Hadoop Streaming requires that all steps have a mapper, so if the job doesn’t specify a mapper, mrjob will use cat.

Command substeps

The format for a command substep is very simple.

{
    'type': 'streaming',
    'mapper': {
        'type': 'command',
        'command': 'cat'
    }
}

MRJob code:

class MRMapperCommandJob(MRJob):

    def steps(self):
        return [MRStep(mapper_cmd='cat')]

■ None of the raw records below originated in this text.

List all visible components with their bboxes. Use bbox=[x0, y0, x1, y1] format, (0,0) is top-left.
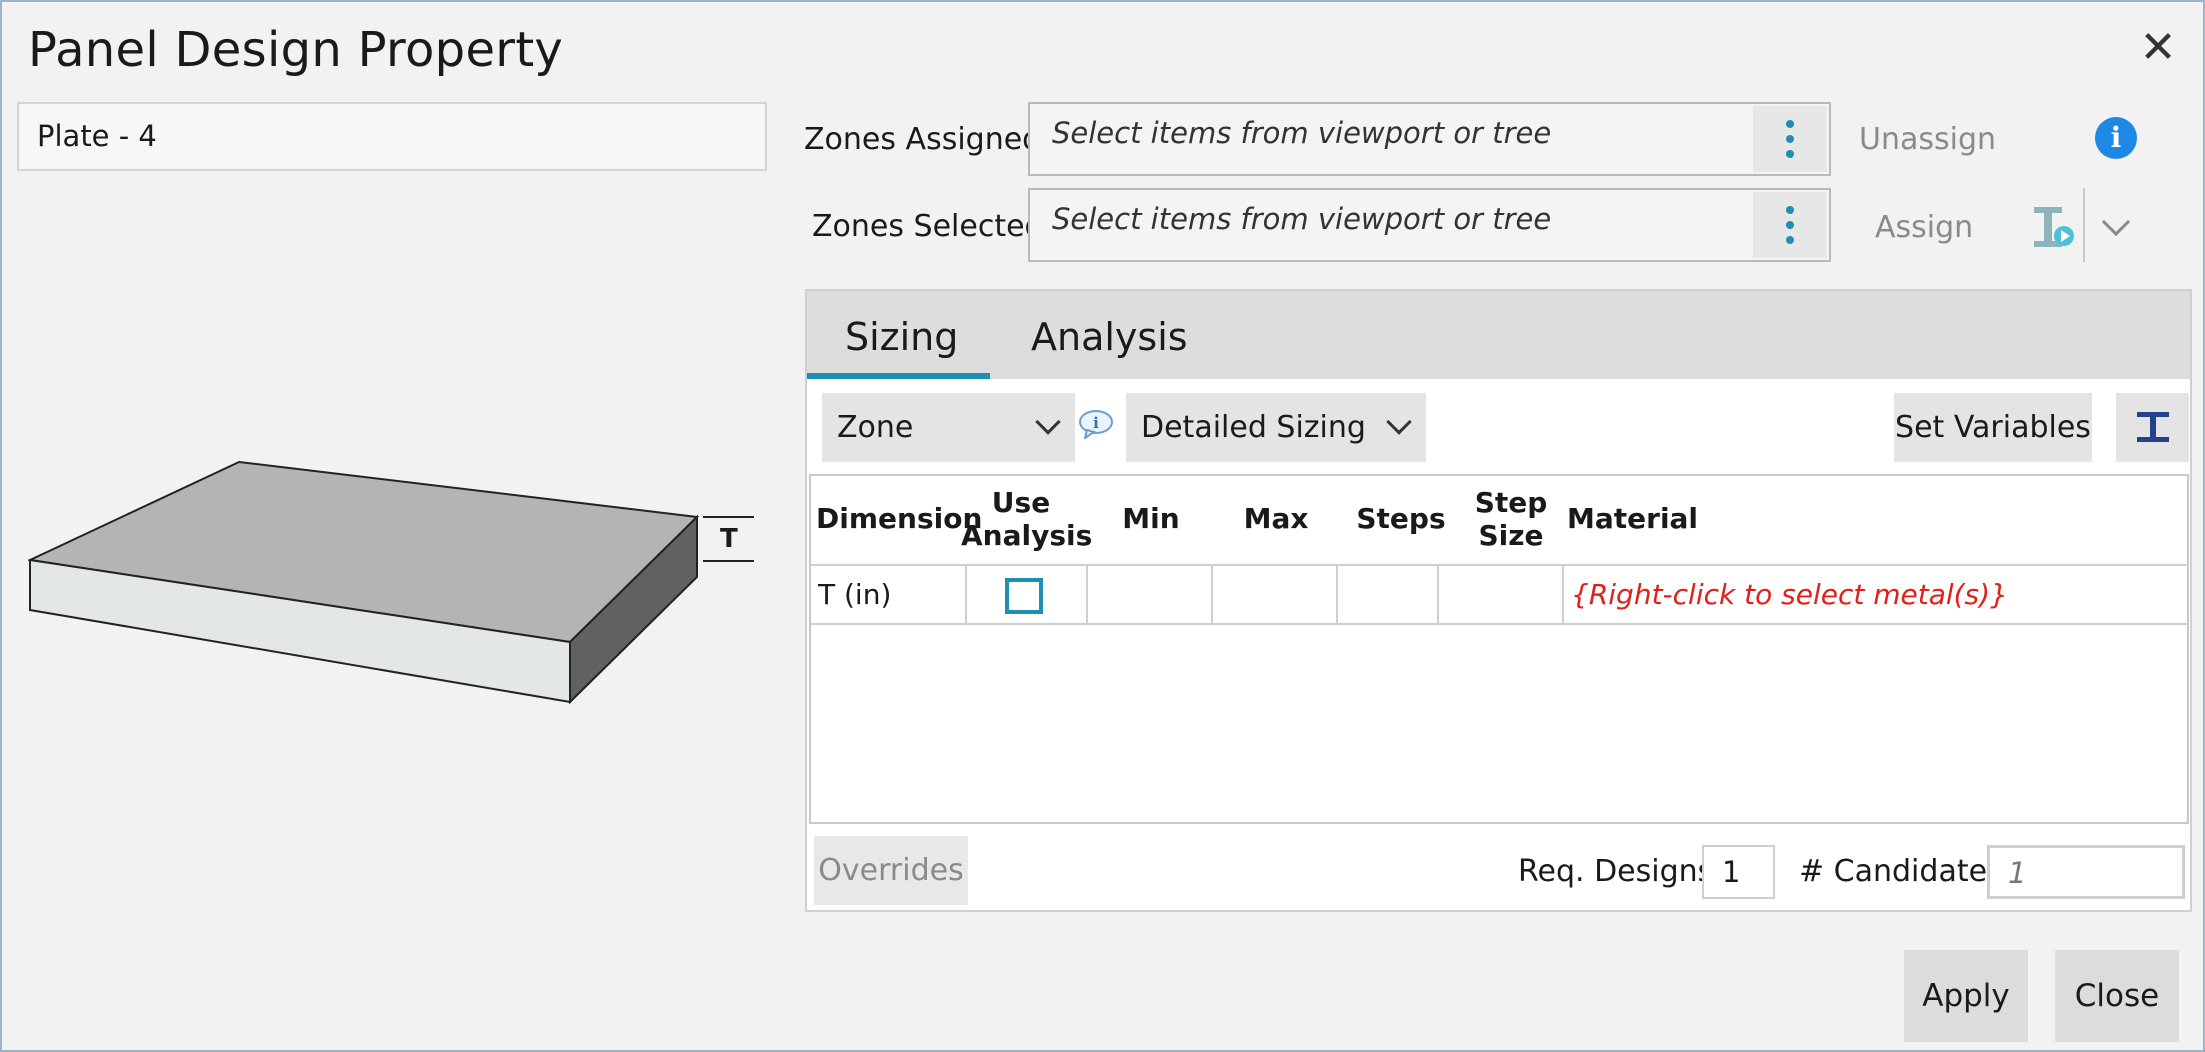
more-vertical-icon[interactable] bbox=[1753, 192, 1827, 258]
cell-material[interactable]: {Right-click to select metal(s)} bbox=[1564, 566, 2187, 623]
zones-assigned-placeholder: Select items from viewport or tree bbox=[1052, 116, 1552, 150]
candidates-label: # Candidates bbox=[1799, 854, 2003, 889]
unassign-button[interactable]: Unassign bbox=[1859, 122, 1996, 157]
chevron-down-icon[interactable] bbox=[2101, 207, 2131, 237]
req-designs-label: Req. Designs bbox=[1518, 854, 1714, 889]
zones-assigned-label: Zones Assigned: bbox=[804, 122, 1052, 157]
cell-max[interactable] bbox=[1213, 566, 1338, 623]
split-divider bbox=[2083, 188, 2085, 262]
tab-sizing[interactable]: Sizing bbox=[845, 315, 958, 359]
cell-steps[interactable] bbox=[1338, 566, 1439, 623]
scope-value: Zone bbox=[837, 410, 914, 445]
tab-bar: Sizing Analysis bbox=[807, 291, 2190, 379]
cell-use-analysis bbox=[967, 566, 1088, 623]
info-icon[interactable]: i bbox=[2095, 117, 2137, 159]
more-vertical-icon[interactable] bbox=[1753, 106, 1827, 172]
beam-assign-icon[interactable] bbox=[2032, 204, 2076, 250]
cell-dimension: T (in) bbox=[811, 566, 967, 623]
active-tab-indicator bbox=[807, 373, 990, 379]
dimension-table: Dimension Use Analysis Min Max Steps Ste… bbox=[809, 474, 2189, 824]
table-row[interactable]: T (in) {Right-click to select metal(s)} bbox=[811, 564, 2187, 625]
header-step-size-line2: Size bbox=[1478, 519, 1544, 552]
sizing-mode-value: Detailed Sizing bbox=[1141, 410, 1366, 445]
close-button[interactable]: Close bbox=[2055, 950, 2179, 1042]
zones-assigned-field[interactable]: Select items from viewport or tree bbox=[1028, 102, 1831, 176]
scope-dropdown[interactable]: Zone bbox=[822, 393, 1075, 462]
beam-shape-button[interactable] bbox=[2116, 393, 2189, 462]
cell-min[interactable] bbox=[1088, 566, 1213, 623]
assign-button[interactable]: Assign bbox=[1875, 210, 1973, 245]
set-variables-button[interactable]: Set Variables bbox=[1894, 393, 2092, 462]
info-bubble-icon[interactable]: i bbox=[1077, 409, 1115, 439]
header-step-size-line1: Step bbox=[1474, 486, 1548, 519]
svg-text:i: i bbox=[1093, 414, 1099, 432]
header-use-analysis-line2: Analysis bbox=[961, 519, 1093, 552]
design-panel: Sizing Analysis Zone i Detailed Sizing S… bbox=[805, 289, 2192, 912]
dialog-title: Panel Design Property bbox=[28, 22, 564, 78]
chevron-down-icon bbox=[1386, 409, 1412, 435]
i-beam-icon bbox=[2136, 412, 2169, 442]
close-icon[interactable]: ✕ bbox=[2136, 26, 2180, 70]
zones-selected-label: Zones Selected: bbox=[812, 209, 1054, 244]
header-min: Min bbox=[1122, 502, 1180, 535]
candidates-input[interactable]: 1 bbox=[1987, 845, 2185, 899]
sizing-mode-dropdown[interactable]: Detailed Sizing bbox=[1126, 393, 1426, 462]
header-use-analysis-line1: Use bbox=[991, 486, 1051, 519]
plate-illustration bbox=[28, 460, 754, 705]
apply-button[interactable]: Apply bbox=[1904, 950, 2028, 1042]
chevron-down-icon bbox=[1035, 409, 1061, 435]
header-material: Material bbox=[1567, 502, 1699, 535]
header-steps: Steps bbox=[1356, 502, 1446, 535]
header-dimension: Dimension bbox=[816, 502, 983, 535]
panel-design-property-dialog: Panel Design Property ✕ Plate - 4 T Zone… bbox=[0, 0, 2205, 1052]
zones-selected-placeholder: Select items from viewport or tree bbox=[1052, 202, 1552, 236]
req-designs-input[interactable]: 1 bbox=[1702, 845, 1775, 899]
zones-selected-field[interactable]: Select items from viewport or tree bbox=[1028, 188, 1831, 262]
header-max: Max bbox=[1243, 502, 1309, 535]
use-analysis-checkbox[interactable] bbox=[1005, 578, 1043, 614]
cell-step-size[interactable] bbox=[1439, 566, 1564, 623]
thickness-dimension-label: T bbox=[720, 524, 738, 554]
item-name-field[interactable]: Plate - 4 bbox=[17, 102, 767, 171]
overrides-button[interactable]: Overrides bbox=[814, 836, 968, 905]
tab-analysis[interactable]: Analysis bbox=[1031, 315, 1188, 359]
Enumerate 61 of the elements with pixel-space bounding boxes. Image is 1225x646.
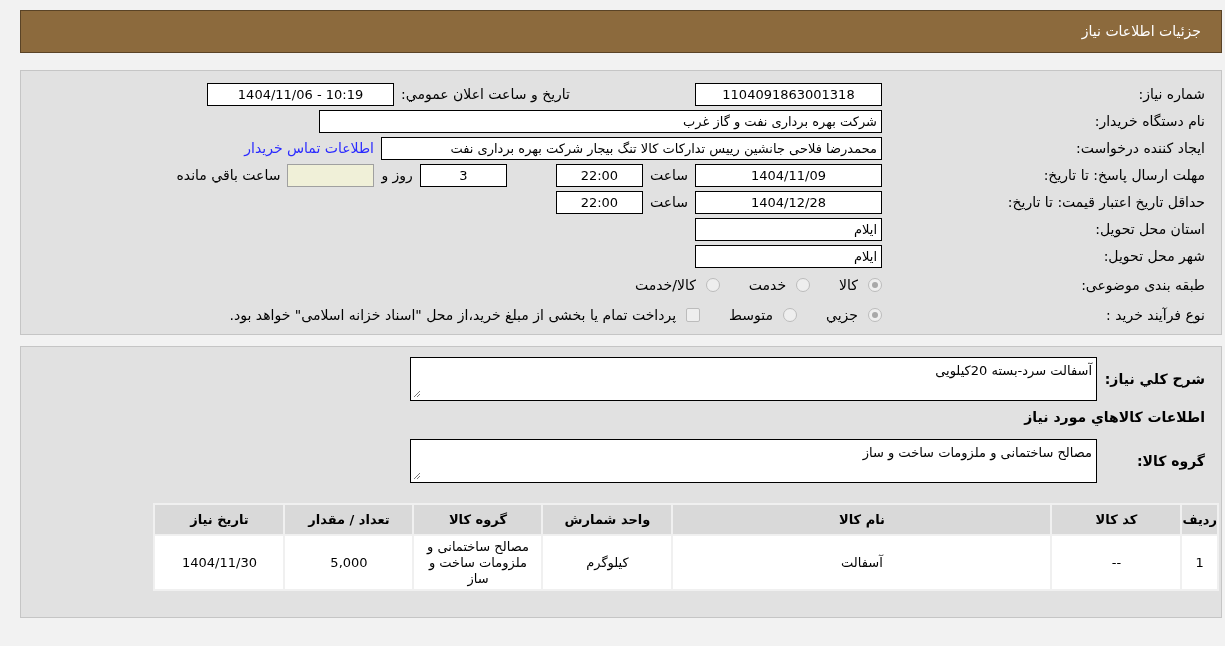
text-area[interactable]: مصالح ساختمانی و ملزومات ساخت و ساز bbox=[410, 439, 1097, 483]
input-field[interactable]: 1404/12/28 bbox=[695, 191, 882, 214]
input-field[interactable]: 1404/11/09 bbox=[695, 164, 882, 187]
column-header: ردیف bbox=[1181, 504, 1218, 535]
input-field[interactable] bbox=[287, 164, 375, 187]
field-label: ایجاد کننده درخواست: bbox=[1075, 139, 1205, 159]
field-label: روز و bbox=[381, 166, 413, 186]
radio-button[interactable] bbox=[796, 278, 811, 292]
input-field[interactable]: 3 bbox=[419, 164, 507, 187]
column-header: واحد شمارش bbox=[542, 504, 673, 535]
column-header: کد کالا bbox=[1051, 504, 1182, 535]
field-label: نوع فرآیند خرید : bbox=[1105, 305, 1205, 326]
column-header: تاریخ نیاز bbox=[154, 504, 285, 535]
field-label: طبقه بندی موضوعی: bbox=[1080, 275, 1205, 296]
input-field[interactable]: 22:00 bbox=[555, 191, 643, 214]
resize-handle-icon bbox=[413, 390, 421, 398]
section-heading: اطلاعات کالاهاي مورد نیاز bbox=[1022, 408, 1205, 428]
text-area[interactable]: آسفالت سرد-بسته 20کیلویی bbox=[410, 357, 1097, 401]
table-cell: -- bbox=[1051, 535, 1182, 590]
field-label: نام دستگاه خریدار: bbox=[1093, 112, 1205, 132]
table-cell: آسفالت bbox=[672, 535, 1052, 590]
field-label: شرح کلي نیاز: bbox=[1105, 369, 1205, 390]
resize-handle-icon bbox=[413, 472, 421, 480]
radio-label: خدمت bbox=[748, 275, 787, 295]
field-label: مهلت ارسال پاسخ: تا تاریخ: bbox=[1042, 166, 1205, 186]
field-label: گروه کالا: bbox=[1135, 451, 1205, 472]
input-field[interactable]: 1104091863001318 bbox=[695, 83, 882, 106]
table-cell: کیلوگرم bbox=[542, 535, 673, 590]
field-label: تاریخ و ساعت اعلان عمومي: bbox=[401, 85, 570, 105]
input-field[interactable]: 22:00 bbox=[555, 164, 643, 187]
field-label: حداقل تاریخ اعتبار قیمت: تا تاریخ: bbox=[1006, 193, 1205, 213]
table-cell: 5,000 bbox=[284, 535, 414, 590]
radio-label: متوسط bbox=[729, 305, 774, 326]
field-label: شماره نیاز: bbox=[1137, 85, 1205, 105]
field-label: ساعت bbox=[649, 166, 688, 185]
input-field[interactable]: ایلام bbox=[695, 218, 882, 241]
input-field[interactable]: شرکت بهره برداری نفت و گاز غرب bbox=[319, 110, 882, 133]
input-field[interactable]: ایلام bbox=[695, 245, 882, 268]
page-title: جزئیات اطلاعات نیاز bbox=[1081, 22, 1201, 42]
radio-button[interactable] bbox=[868, 308, 882, 322]
field-label: شهر محل تحویل: bbox=[1102, 247, 1205, 267]
radio-label: کالا bbox=[839, 275, 858, 295]
radio-button[interactable] bbox=[705, 278, 720, 292]
column-header: نام کالا bbox=[672, 504, 1052, 535]
checkbox-label: پرداخت تمام یا بخشی از مبلغ خرید،از محل "اسناد خزانه اسلامی" خواهد بود. bbox=[229, 305, 677, 326]
table-cell: 1 bbox=[1181, 535, 1218, 590]
radio-button[interactable] bbox=[868, 278, 882, 292]
input-field[interactable]: محمدرضا فلاحی جانشین رییس تدارکات کالا تنگ بیجار شرکت بهره برداری نفت bbox=[381, 137, 882, 160]
column-header: گروه کالا bbox=[413, 504, 543, 535]
checkbox[interactable] bbox=[686, 308, 701, 322]
field-label: استان محل تحویل: bbox=[1094, 220, 1205, 240]
table-cell: مصالح ساختمانی و ملزومات ساخت و ساز bbox=[413, 535, 543, 590]
field-label: ساعت باقي مانده bbox=[176, 166, 281, 185]
column-header: تعداد / مقدار bbox=[284, 504, 414, 535]
radio-button[interactable] bbox=[783, 308, 798, 322]
radio-label: کالا/خدمت bbox=[634, 275, 696, 295]
input-field[interactable]: 1404/11/06 - 10:19 bbox=[207, 83, 395, 106]
radio-label: جزيي bbox=[826, 305, 858, 326]
field-label: ساعت bbox=[649, 193, 688, 212]
table-cell: 1404/11/30 bbox=[154, 535, 285, 590]
contact-link[interactable]: اطلاعات تماس خریدار bbox=[244, 138, 374, 159]
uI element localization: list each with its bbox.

Hadoop Streaming arguments:

-mapper 'cat'

Jar steps

Jar steps are used to specify jars that are not Hadoop Streaming. They have two required arguments and two optional arguments.

{
    'type': 'jar',
    'jar': 'binks.jar.jar',
    'main_class': 'MyMainMan',      # optional
    'args': ['argh', 'argh']   # optional
}

Further information on jar steps should be sought for in the Hadoop documentation. Pull requests containing relevant links would be appreciated.

Examples

Getting steps

Job with a script mapper and command reducer for the first step and a jar for the second step:

> <interpreter> my_script.lang --steps
[
    {
        'type': 'streaming',
        'mapper': {
            'type': 'script'
        },
        'reducer': {
            'type': 'command',
            'command': 'some_shell_command --arg --arg'
        }
    },
    {
        'type': 'jar',
        'jar': 's3://bucket/jar_jar.jar'
    }
]

Running a step

> <interpreter> my_script.lang --mapper --step-num=0 input.txt -
[script iterates over stdin and input.txt]
key_1       value_1
key_2       value_2
...